One factor keeping interest rates from moving higher is the slow economic pick-up so far this year. The Atlanta Federal Reserve’s GDP Now model projects growth of 0.7 percent this quarter, down 0.1 percent following a disappointing retail sales number from April. This follows a slower than expected first quarter GDP growth rate.
The weather has been blamed for slower growth at the start of the year in 2014 and 2015, but the underlying data doesn’t support the argument, with regions and industries unaffected by bad weather exhibiting similar trends. The data does pick up substantially as the year goes on though, which makes it appear like a weather related phenomena on the surface. Barclays analysts dug into the numbers and in a report out this week, they’ve found that seasonal adjustments by the government may be the culprit, with first quarter GDP actually 1.8 percent instead of the reported 0.2 percent once seasonal adjustments were removed. Overall, the government has been reporting the correct annual numbers, but due to their adjustment of the data, it is distorting the path of growth, making it seem as though growth is slow early in the year and faster later in the year.

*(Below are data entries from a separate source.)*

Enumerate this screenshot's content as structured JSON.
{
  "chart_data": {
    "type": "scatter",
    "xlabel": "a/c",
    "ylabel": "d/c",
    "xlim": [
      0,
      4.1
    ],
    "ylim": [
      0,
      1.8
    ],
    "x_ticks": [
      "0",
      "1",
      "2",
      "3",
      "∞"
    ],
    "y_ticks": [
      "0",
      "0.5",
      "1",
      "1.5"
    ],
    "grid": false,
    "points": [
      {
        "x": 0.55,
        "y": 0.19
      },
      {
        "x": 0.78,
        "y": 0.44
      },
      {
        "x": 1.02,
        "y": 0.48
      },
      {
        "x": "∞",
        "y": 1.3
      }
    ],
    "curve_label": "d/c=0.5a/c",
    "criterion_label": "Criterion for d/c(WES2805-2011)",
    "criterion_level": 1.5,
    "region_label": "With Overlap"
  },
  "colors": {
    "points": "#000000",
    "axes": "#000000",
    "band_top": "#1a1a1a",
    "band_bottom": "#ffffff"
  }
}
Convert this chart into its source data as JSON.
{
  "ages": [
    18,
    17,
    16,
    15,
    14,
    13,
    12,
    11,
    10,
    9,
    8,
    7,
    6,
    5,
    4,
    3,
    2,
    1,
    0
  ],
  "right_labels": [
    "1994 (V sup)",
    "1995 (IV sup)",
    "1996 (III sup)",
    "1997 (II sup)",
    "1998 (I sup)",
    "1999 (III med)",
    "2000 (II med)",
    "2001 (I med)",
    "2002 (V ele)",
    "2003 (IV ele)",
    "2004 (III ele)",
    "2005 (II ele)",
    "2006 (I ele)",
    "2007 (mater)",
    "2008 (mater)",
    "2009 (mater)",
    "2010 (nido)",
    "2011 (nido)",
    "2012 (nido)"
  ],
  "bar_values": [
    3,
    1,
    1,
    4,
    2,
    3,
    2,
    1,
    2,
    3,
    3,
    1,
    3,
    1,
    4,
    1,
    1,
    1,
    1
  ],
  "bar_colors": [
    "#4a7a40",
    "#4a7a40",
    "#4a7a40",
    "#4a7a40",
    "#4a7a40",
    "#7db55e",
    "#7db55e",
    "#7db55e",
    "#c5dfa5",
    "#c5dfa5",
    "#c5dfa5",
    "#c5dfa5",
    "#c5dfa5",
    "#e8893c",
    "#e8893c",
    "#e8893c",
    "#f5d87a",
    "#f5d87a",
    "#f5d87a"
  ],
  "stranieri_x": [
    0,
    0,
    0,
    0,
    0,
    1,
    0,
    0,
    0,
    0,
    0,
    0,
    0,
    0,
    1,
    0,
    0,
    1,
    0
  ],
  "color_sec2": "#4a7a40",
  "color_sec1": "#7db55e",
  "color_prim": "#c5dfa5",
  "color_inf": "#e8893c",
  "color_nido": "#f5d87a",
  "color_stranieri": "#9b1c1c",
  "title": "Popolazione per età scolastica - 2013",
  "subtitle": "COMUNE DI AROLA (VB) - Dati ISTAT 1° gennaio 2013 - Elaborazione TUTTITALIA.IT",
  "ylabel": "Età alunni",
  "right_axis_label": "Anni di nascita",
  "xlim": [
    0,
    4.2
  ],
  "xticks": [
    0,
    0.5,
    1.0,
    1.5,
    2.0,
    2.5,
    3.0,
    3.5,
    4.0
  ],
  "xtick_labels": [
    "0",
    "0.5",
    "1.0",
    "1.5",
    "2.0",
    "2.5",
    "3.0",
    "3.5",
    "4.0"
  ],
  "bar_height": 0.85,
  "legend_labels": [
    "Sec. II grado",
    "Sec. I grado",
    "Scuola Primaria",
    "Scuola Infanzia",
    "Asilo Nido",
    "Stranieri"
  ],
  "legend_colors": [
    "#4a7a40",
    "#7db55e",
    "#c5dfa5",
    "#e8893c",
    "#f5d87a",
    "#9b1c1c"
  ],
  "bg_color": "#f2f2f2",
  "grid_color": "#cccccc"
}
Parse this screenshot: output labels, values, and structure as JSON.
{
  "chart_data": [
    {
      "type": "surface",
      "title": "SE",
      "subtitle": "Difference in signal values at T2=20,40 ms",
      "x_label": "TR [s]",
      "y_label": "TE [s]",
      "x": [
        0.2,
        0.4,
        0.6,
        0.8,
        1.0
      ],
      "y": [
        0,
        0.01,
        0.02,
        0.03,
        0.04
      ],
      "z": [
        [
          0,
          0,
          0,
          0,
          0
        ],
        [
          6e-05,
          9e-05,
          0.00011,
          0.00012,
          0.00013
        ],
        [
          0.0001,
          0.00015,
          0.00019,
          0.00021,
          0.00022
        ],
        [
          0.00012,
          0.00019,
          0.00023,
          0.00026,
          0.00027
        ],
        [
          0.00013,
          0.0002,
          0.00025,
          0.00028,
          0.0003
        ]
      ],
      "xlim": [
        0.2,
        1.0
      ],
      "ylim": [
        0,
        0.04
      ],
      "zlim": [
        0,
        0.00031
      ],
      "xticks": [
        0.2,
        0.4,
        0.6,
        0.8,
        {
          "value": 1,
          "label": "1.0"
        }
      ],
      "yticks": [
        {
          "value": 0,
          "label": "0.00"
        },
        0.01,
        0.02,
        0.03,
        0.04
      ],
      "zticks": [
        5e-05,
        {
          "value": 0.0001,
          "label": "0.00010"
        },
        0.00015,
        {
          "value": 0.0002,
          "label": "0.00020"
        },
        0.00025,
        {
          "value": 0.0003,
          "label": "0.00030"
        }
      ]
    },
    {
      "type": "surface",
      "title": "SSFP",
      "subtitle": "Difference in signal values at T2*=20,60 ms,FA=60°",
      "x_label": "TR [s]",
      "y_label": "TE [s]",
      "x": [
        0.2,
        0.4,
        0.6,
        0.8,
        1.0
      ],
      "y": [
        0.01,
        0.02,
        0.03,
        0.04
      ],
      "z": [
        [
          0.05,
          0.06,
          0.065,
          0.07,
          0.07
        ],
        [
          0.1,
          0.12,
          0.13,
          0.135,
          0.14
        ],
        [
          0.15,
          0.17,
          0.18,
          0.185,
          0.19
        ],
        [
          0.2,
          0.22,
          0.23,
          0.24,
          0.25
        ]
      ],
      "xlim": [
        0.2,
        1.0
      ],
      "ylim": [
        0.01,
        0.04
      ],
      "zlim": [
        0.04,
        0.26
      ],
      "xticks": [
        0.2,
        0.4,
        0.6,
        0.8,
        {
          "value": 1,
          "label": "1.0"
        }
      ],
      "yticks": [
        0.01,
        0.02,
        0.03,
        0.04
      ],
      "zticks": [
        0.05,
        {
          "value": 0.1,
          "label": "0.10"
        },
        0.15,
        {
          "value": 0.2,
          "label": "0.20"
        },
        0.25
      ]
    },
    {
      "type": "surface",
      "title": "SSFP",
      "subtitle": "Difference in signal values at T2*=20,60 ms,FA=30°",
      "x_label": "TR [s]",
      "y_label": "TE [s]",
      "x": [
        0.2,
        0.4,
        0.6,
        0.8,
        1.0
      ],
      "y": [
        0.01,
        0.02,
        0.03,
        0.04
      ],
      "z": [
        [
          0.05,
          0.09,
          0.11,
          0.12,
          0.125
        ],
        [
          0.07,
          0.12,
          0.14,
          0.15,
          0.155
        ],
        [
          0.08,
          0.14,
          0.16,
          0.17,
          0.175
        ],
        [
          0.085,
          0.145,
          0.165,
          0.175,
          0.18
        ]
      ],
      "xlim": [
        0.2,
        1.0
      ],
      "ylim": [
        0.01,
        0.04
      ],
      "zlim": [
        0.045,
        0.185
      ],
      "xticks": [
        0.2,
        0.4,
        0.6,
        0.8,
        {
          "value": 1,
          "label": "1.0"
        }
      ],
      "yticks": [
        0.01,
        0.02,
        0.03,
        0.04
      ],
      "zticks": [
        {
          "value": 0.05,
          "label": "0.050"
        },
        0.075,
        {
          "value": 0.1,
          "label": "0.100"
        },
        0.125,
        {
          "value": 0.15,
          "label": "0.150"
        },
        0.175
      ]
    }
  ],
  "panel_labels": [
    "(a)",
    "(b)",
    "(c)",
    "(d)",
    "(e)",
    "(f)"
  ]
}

This matters for the market right now because investors are trying to guess when the Fed will hike interest rates and there’s even some recession talk due to the weak start in the second quarter. Investors are pushing back their rate hike expectations based on this data. Bearish sentiment in the market is also high; the American Association of Individual Investors survey has fallen to one of its lowest points since 2013 at 26.7 percent bullish. Yet with stock indexes near or at their all-time highs, the market has more room to move higher. If economic data ticks up again, which seems likely given the raw data looks better than the government’s adjusted numbers, another leg up in the bull market could be close at hand.